Pigs Suffer While Smithfield Takes Its Time
Smithfield Foods, Inc., the world’s largest pig supplier, announced yesterday that it will phase out gestation crates for pregnant sows by 2017. Let’s hope it keeps its word this time. Smithfield has promised this before.
Female pigs at Smithfield are forced into continuous cycles of pregnancy and birth, only to have their piglets ripped away from them within weeks. The pregnant pigs are confined to metal-barred gestation crates so small that they are nearly immobilized.
In 2007, Smithfield agreed to phase out the crates in 10 years. The decision followed pressure from animal advocates, including PETA’s public protests, meetings with Smithfield executives, and a shareholder resolution to ban the crates.
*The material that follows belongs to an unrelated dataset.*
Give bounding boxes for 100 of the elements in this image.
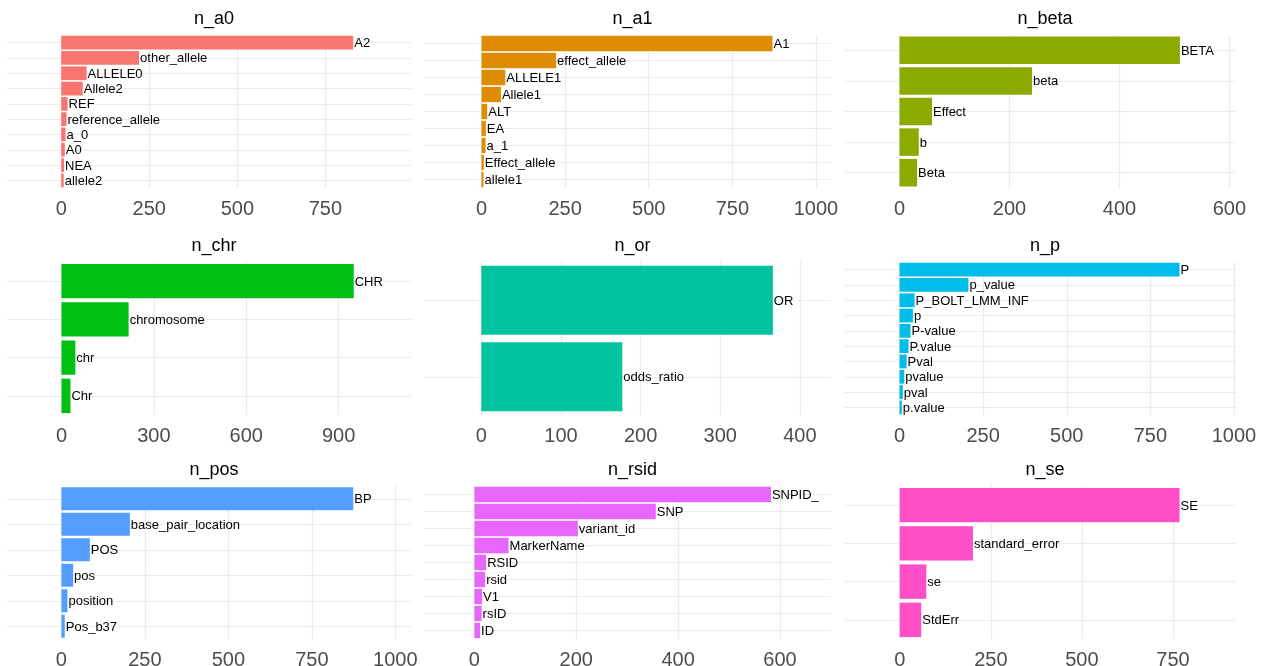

But after two years, the company dropped the plan, citing economic woes.
Last month, PETA launched a “hashtag hijack,” flooding a Smithfield Twitter event with tweets from supporters demanding the end of gestation crates. Smithfield has now agreed but has given itself another five years to comply and said the ban would apply only to farms owned by the company, not its many contract farms.
A company that earned record profits last year off the misery of pigs could start today to end one of its worst abuses. And it should require its contract farmers to do the same. Hopefully, Smithfield won’t renege again and will listen to our calls to ban all gestation crates. Animal advocates can continue to cut into the company’s profit margins by refusing to eat Smithfield products—or any pigs.